Car l'exercice n'est pas simple et implique de souvent courir dans les couloirs de l'Assemblée nationale pour alterner la présence en commission et dans l'hémicycle. Avec, parfois, de vraies courses d'obstacle: certaines commissions comme celles de la défense sont à une dizaine de minutes à pied des bancs des députés.

Goldman et Vilard pour détendre l'atmosphère

Pour tenter de désamorcer la situation, le groupe tente désormais l'humour en envoyant sur la boucle Telegram des... chansons comme Je marche seul de Jean-Jacques Goldman ou encore Reviens d'Hervé Vilard pour faire passer le message.

"Ces petits clins d'œil permettent de détendre l'atmosphère, de rire un peu dans un contexte très tendu en hémicycle. On fait même des concours de GIF !", sourit Anne Genetet, la vice-présidente du groupe à l'Assemblée nationale.

Pour arrondir les angles, la consigne a aussi été passée de privilégier les coups de fil ou les SMS personnalisés. Pas question non plus que ce ne soit que les cadres du groupe qui puissent demander du renfort dans l'hémicycle. Tous les députés en séance sont donc désormais encouragés à demander à leurs collègues si nécessaire de venir.

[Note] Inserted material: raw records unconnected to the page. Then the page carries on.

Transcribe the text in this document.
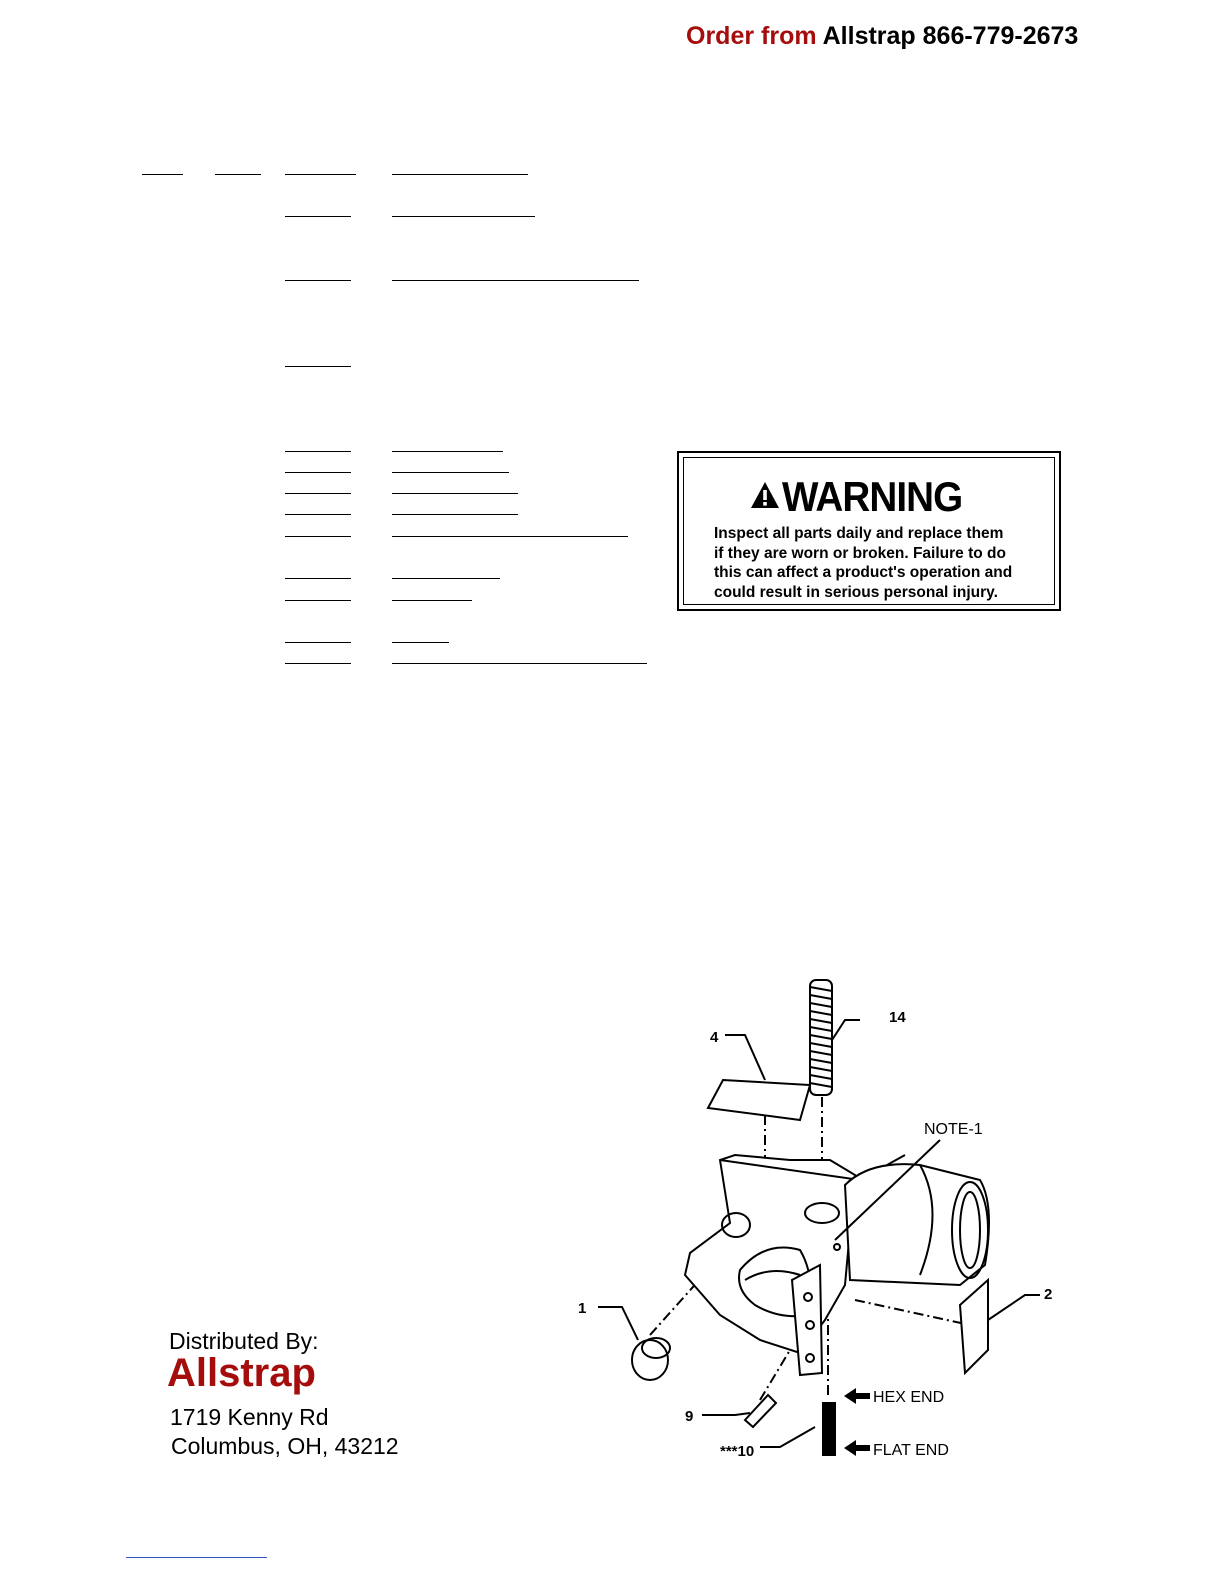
Order from Allstrap 866-779-2673
WARNING
Inspect all parts daily and replace them
if they are worn or broken. Failure to do
this can affect a product's operation and
could result in serious personal injury.
Distributed By:
Allstrap
1719 Kenny Rd
Columbus, OH, 43212
14
4
NOTE-1
1
2
9
***10
HEX END
FLAT END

"On va s'y habituer", veut rassurer la députée Constance Le Grip. "D'une certaine façon, on est en train d'apprendre la configuration d'une Assemblée nationale qui n'avait pas existé depuis Michel Rocard et qui ne laisse guère de place pour les états d'âme."

Pas de place pour les doutes

La consigne a été passée en haut lieu à plusieurs reprises: pas de plainte des députés sur leur rythme de travail. Le contexte ne s'y prête guère entre inflation record, pénurie d'essence et mobilisation sociale.

"Les contraintes que nous avons sont sans commune mesure avec celles que subissent beaucoup de nos concitoyens dans leur vie", insiste Marc Ferracci, vice-président du groupe.

Suffisant pour faire taire la grogne montante? "On a tous bataillé pour être élu. Si on se rend compte que ce n'est pas fait pour nous, on peut toujours démissionner", répond Prisca Thevenot tout en reconnaissant l'impact de "la fatigue morale". L'heure n'est pas à encore à s'envoyer des "big bisous" de Carlos sur la boucle Telegram.